Thinking it absurd after travelling so far to return immediately to the uncertain skies of London, I spent some further weeks on the shores of the Mediterranean in diversions not material to my present narrative. It was not until September that I again found myself at a candlelit table in the Corkscrew, in the company of those members of Lincoln’s Inn whom I accounted particular friends.
In view of the part I had played in penetrating the mystery of Deirdre’s death and in frustrating, at no small personal risk, a murderous attack on Selena and Sebastian, I rather expected my arrival at this first reunion to be greeted with a certain amount of congratulation and admiring comment, and was ready to answer a stream of eager questions as to the process of reasoning by which I had reached my conclusions. I should have remembered that the events which I have described, having occurred some weeks before, would by now have been displaced in the interest of my friends by matters of greater weight and consequence.
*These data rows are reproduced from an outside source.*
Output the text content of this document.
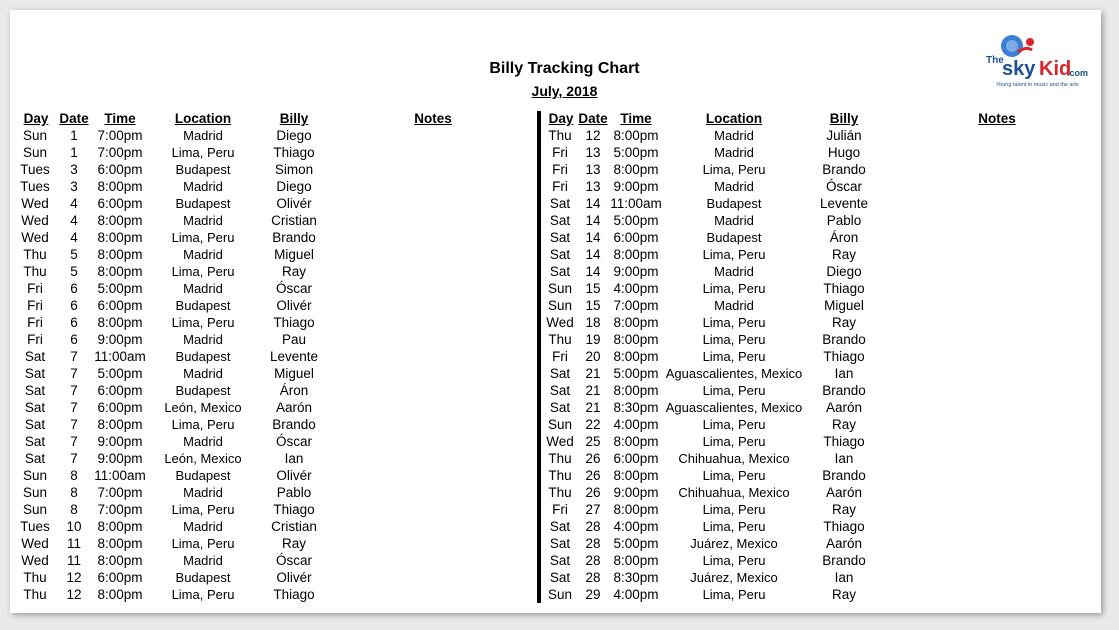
Billy Tracking Chart
July, 2018
The
sky Kid
.com
Young talent in music and the arts
Day Date	Time	Location	Billy	Notes
Sun	1	7:00pm	Madrid	Diego
Sun	1	7:00pm	Lima, Peru	Thiago
Tues	3	6:00pm	Budapest	Simon
Tues	3	8:00pm	Madrid	Diego
Wed	4	6:00pm	Budapest	Olivér
Wed	4	8:00pm	Madrid	Cristian
Wed	4	8:00pm	Lima, Peru	Brando
Thu	5	8:00pm	Madrid	Miguel
Thu	5	8:00pm	Lima, Peru	Ray
Fri	6	5:00pm	Madrid	Óscar
Fri	6	6:00pm	Budapest	Olivér
Fri	6	8:00pm	Lima, Peru	Thiago
Fri	6	9:00pm	Madrid	Pau
Sat	7	11:00am	Budapest	Levente
Sat	7	5:00pm	Madrid	Miguel
Sat	7	6:00pm	Budapest	Áron
Sat	7	6:00pm	León, Mexico	Aarón
Sat	7	8:00pm	Lima, Peru	Brando
Sat	7	9:00pm	Madrid	Óscar
Sat	7	9:00pm	León, Mexico	Ian
Sun	8	11:00am	Budapest	Olivér
Sun	8	7:00pm	Madrid	Pablo
Sun	8	7:00pm	Lima, Peru	Thiago
Tues	10	8:00pm	Madrid	Cristian
Wed	11	8:00pm	Lima, Peru	Ray
Wed	11	8:00pm	Madrid	Óscar
Thu	12	6:00pm	Budapest	Olivér
Thu	12	8:00pm	Lima, Peru	Thiago
Day Date Time	Location	Billy	Notes
Thu	12 8:00pm	Madrid	Julián
Fri	13 5:00pm	Madrid	Hugo
Fri	13 8:00pm	Lima, Peru	Brando
Fri	13 9:00pm	Madrid	Óscar
Sat	14 11:00am	Budapest	Levente
Sat	14 5:00pm	Madrid	Pablo
Sat	14 6:00pm	Budapest	Áron
Sat	14 8:00pm	Lima, Peru	Ray
Sat	14 9:00pm	Madrid	Diego
Sun 15 4:00pm	Lima, Peru	Thiago
Sun 15 7:00pm	Madrid	Miguel
Wed 18 8:00pm	Lima, Peru	Ray
Thu	19 8:00pm	Lima, Peru	Brando
Fri	20 8:00pm	Lima, Peru	Thiago
Sat	21 5:00pm Aguascalientes, Mexico	Ian
Sat	21 8:00pm	Lima, Peru	Brando
Sat	21 8:30pm Aguascalientes, Mexico	Aarón
Sun 22 4:00pm	Lima, Peru	Ray
Wed 25 8:00pm	Lima, Peru	Thiago
Thu	26 6:00pm	Chihuahua, Mexico	Ian
Thu	26 8:00pm	Lima, Peru	Brando
Thu	26 9:00pm	Chihuahua, Mexico	Aarón
Fri	27 8:00pm	Lima, Peru	Ray
Sat	28 4:00pm	Lima, Peru	Thiago
Sat	28 5:00pm	Juárez, Mexico	Aarón
Sat	28 8:00pm	Lima, Peru	Brando
Sat	28 8:30pm	Juárez, Mexico	Ian
Sun 29 4:00pm	Lima, Peru	Ray
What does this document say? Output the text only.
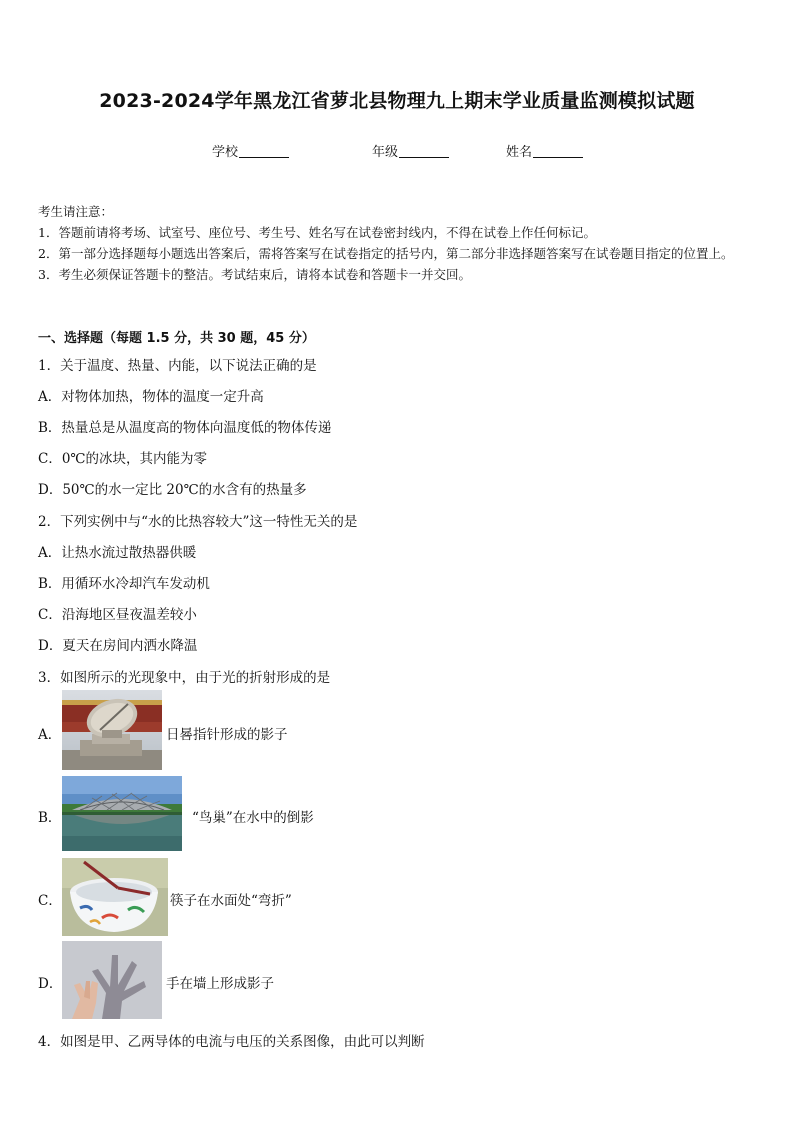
2023-2024学年黑龙江省萝北县物理九上期末学业质量监测模拟试题
学校	年级	姓名
考生请注意：
1．答题前请将考场、试室号、座位号、考生号、姓名写在试卷密封线内，不得在试卷上作任何标记。
2．第一部分选择题每小题选出答案后，需将答案写在试卷指定的括号内，第二部分非选择题答案写在试卷题目指定的位置上。
3．考生必须保证答题卡的整洁。考试结束后，请将本试卷和答题卡一并交回。
一、选择题（每题 1.5 分，共 30 题，45 分）
1．关于温度、热量、内能，以下说法正确的是
A．对物体加热，物体的温度一定升高
B．热量总是从温度高的物体向温度低的物体传递
C．0℃的冰块，其内能为零
D．50℃的水一定比 20℃的水含有的热量多
2．下列实例中与“水的比热容较大”这一特性无关的是
A．让热水流过散热器供暖
B．用循环水冷却汽车发动机
C．沿海地区昼夜温差较小
D．夏天在房间内洒水降温
3．如图所示的光现象中，由于光的折射形成的是
A．	日晷指针形成的影子
B．	“鸟巢”在水中的倒影
C．	筷子在水面处“弯折”
D．	手在墙上形成影子
4．如图是甲、乙两导体的电流与电压的关系图像，由此可以判断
Timothy and Selena were attempting to negotiate an equitable compromise, on behalf of their respective clients, of a dispute concerning rights of drainage. Cantrip was complaining of a decision given against him that morning in a possession action in Little Piddlecombe County Court. Julia was relating to an unsympathetic Ragwort her disappointment in what she was pleased to term an affair of the heart: the rejection of her advances, now freely admitted to have been over-precipitate, by a graceful and elegant young man met on her recent holiday.
Eventually, however, I found an opportunity, while Timothy was acquiring another bottle, to remark to Selena that I hoped she was fully recovered from the disagreeable experience of a few weeks before. Remembering after scarcely a moment’s thought the events to which I referred, she assured me that she was.
“Though at the time, I must admit, I found it all most disconcerting. Especially since Camilla was the only member of the family I’d never suspected of any homicidal tendencies — I always thought of her as the prospective victim. I wish we knew,” she added absent-mindedly, “what she thought we were blackmailing her about.”
This observation surprised me. It was true that the circumstances in which we had last met had not seemed appropriate to a detailed explanation: I had judged it tactful, so soon as decorum permitted, to take an unobtrusive farewell, leaving Selena to devise with Sebastian and Leonidas such account of Camilla’s death as would cause least distress to the surviving members of the family. I had supposed, however, since she knew so much of the truth, that subsequent reflection would have made clear the remainder.
“I say, Hilary,” said Cantrip, “you don’t mean you know what it was?”
“My dear Cantrip,” I said, “how otherwise could I have foreseen her attempt on the lives of Selena and Sebastian?”
“Oh,” said Cantrip, looking mildly surprised. “We didn’t really think you expected anything like that — we thought it was just a coincidence. The way we saw it was that you’d got a bit fed up hanging around in London and wanted to touch Timothy for the first-class fare to Corfu.”